School systems should share their best practices as they examine lessons learned in an effort to champion educational excellence and equity

As schools share best practices, equity can emerge from the pandemic


School systems should share their best practices as they examine lessons learned in an effort to champion educational excellence and equity

Another school year is underway, and many of you may be feeling an overwhelming sense of déjà vu. Pandemic preparedness, mask mandates, quarantines–it’s starting to sound a lot like where we were last fall. But, luckily, it’s not.

Our public schools are not where they were at the start of the last school year. In fact, in terms of investment in new teaching and learning capabilities and student supports, we are currently leaps ahead of where we were in fall 2019, too–a not-so-distant past. Pushed by the pandemic, school systems and learners acquired new skills at a rapid pace. If we help them learn from each other and keep building upon these innovations, we will be in a new and better place this time next year.

This is the lesson of our recent white paper, “Launching Forward: Leveraging Pandemic Innovations to Advance School Systems.” In our research, we looked across U.S. school systems and found that through the hardship has come considerable growth. We didn’t want those lessons learned and innovations made to be lost; we didn’t want the hardship to be for naught.

So, we collected the stories and surfaced innovations. We talked to the experts. From that work, we identified patterns across schools and systems, and we collected those ideas to offer K-12 education leaders concrete actions in a broader Hop, Skip, Leapfrog toolkit for advancing excellence and equity for all students moving forward.

What we want is for a school system in New Hampshire to learn how the Austin Independent School District in Texas met the demand for digital materials by bringing together a cross-section of academic coaches to develop and roll out centrally vetted, standards-aligned course “blueprints”–because that, or at least a similar strategy, may work for them as they face this challenge too.

We want schools in Arizona to be aware of the work education leaders did in Nashville, Tennessee to reimagine the central office as a support hub for students, families, and schools–because the same kind of investment may pay dividends for their communities.

We want to connect the dots for school systems across the country, so that they learn from each other for the benefit of all students and teachers.
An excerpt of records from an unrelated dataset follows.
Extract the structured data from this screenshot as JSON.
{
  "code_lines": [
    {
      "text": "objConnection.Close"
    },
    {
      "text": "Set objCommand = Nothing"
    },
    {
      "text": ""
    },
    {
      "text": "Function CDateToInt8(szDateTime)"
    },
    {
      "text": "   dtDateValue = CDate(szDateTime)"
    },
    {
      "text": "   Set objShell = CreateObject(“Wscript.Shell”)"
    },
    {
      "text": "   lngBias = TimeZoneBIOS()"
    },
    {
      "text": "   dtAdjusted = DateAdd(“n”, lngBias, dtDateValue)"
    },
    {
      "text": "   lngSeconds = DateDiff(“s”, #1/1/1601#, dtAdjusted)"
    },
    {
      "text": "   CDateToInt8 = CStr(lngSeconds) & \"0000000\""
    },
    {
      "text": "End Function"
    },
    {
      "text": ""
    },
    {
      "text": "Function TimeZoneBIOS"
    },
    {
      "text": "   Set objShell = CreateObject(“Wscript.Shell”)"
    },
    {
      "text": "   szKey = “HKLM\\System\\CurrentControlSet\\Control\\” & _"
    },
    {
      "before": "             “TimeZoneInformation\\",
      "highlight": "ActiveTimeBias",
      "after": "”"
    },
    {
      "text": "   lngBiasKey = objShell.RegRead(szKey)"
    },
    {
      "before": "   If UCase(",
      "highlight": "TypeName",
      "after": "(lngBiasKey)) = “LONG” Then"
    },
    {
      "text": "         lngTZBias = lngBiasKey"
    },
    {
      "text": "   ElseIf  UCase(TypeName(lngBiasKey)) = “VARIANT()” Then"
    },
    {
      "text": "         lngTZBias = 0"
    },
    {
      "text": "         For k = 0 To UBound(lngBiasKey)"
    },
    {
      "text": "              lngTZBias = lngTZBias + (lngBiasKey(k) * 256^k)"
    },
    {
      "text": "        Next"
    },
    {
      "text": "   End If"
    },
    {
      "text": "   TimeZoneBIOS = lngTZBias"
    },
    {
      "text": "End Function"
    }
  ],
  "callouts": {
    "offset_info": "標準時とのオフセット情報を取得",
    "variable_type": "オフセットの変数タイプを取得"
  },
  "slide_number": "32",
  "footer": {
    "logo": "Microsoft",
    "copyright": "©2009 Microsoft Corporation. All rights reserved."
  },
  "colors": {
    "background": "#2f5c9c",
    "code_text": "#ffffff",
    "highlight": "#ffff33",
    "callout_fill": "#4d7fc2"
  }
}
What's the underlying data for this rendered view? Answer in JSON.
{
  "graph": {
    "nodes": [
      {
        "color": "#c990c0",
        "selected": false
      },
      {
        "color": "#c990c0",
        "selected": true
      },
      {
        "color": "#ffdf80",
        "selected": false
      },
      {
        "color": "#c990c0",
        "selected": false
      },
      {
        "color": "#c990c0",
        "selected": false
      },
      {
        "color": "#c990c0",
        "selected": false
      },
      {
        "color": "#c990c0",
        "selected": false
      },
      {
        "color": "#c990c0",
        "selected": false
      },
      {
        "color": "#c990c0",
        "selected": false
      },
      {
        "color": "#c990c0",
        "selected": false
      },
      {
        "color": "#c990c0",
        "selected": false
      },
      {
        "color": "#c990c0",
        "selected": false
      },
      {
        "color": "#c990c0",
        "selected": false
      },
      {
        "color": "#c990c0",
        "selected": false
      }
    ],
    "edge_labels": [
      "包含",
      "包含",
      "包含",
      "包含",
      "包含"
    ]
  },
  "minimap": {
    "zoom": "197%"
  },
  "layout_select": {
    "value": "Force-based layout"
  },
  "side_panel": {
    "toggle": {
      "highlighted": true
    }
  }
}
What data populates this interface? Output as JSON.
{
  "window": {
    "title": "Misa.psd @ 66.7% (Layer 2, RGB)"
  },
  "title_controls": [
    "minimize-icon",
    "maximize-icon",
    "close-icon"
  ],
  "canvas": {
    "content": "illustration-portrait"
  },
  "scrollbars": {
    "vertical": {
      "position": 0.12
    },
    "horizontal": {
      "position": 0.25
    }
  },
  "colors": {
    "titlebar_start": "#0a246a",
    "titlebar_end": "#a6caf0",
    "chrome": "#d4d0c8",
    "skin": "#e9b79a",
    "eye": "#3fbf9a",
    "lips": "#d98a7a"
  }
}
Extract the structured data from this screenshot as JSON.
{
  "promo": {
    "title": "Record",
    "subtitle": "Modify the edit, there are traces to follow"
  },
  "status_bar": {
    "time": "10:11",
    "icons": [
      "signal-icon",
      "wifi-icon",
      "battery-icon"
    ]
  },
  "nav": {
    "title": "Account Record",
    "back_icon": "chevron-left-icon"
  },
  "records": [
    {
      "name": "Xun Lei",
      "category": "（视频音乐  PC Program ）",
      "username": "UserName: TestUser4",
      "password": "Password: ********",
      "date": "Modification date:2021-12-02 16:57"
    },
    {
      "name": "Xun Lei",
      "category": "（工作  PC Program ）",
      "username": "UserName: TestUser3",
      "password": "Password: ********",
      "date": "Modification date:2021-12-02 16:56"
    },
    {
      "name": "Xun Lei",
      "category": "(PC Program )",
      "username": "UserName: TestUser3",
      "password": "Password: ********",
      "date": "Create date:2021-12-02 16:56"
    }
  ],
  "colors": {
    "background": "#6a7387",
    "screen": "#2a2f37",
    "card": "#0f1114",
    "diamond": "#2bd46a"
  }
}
Some might argue that last year was just a blip–a once-in-a-lifetime set of circumstances that required unique, one-and-done solutions. But what our learning alongside school and system leaders has shown us is that the lessons learned are about much more than just navigating the pandemic.

As in other parts of our society, the pandemic simply laid bare deficiencies and inequalities in school districts nationwide–and it accelerated the need to address these deficits. To think of last year as a blip would be to imply that we were in a great spot before the pandemic, and, quite frankly, our public schools were not. Moreover, to think of it as a blip would be disrespectful to those who conquered the challenges of last year. We would be missing an opportunity to grow from it.

As we progress through this school year, the news cycle may look the same, but our education communities are not. Our students are not the same. School leaders, teachers, learners, and families proved that they can tackle the challenges of the pandemic and get to a new, different, and better place. We must move forward from where we are now. School systems should look to each other and embrace the lessons learned to drive greater educational excellence and equity for each and every child.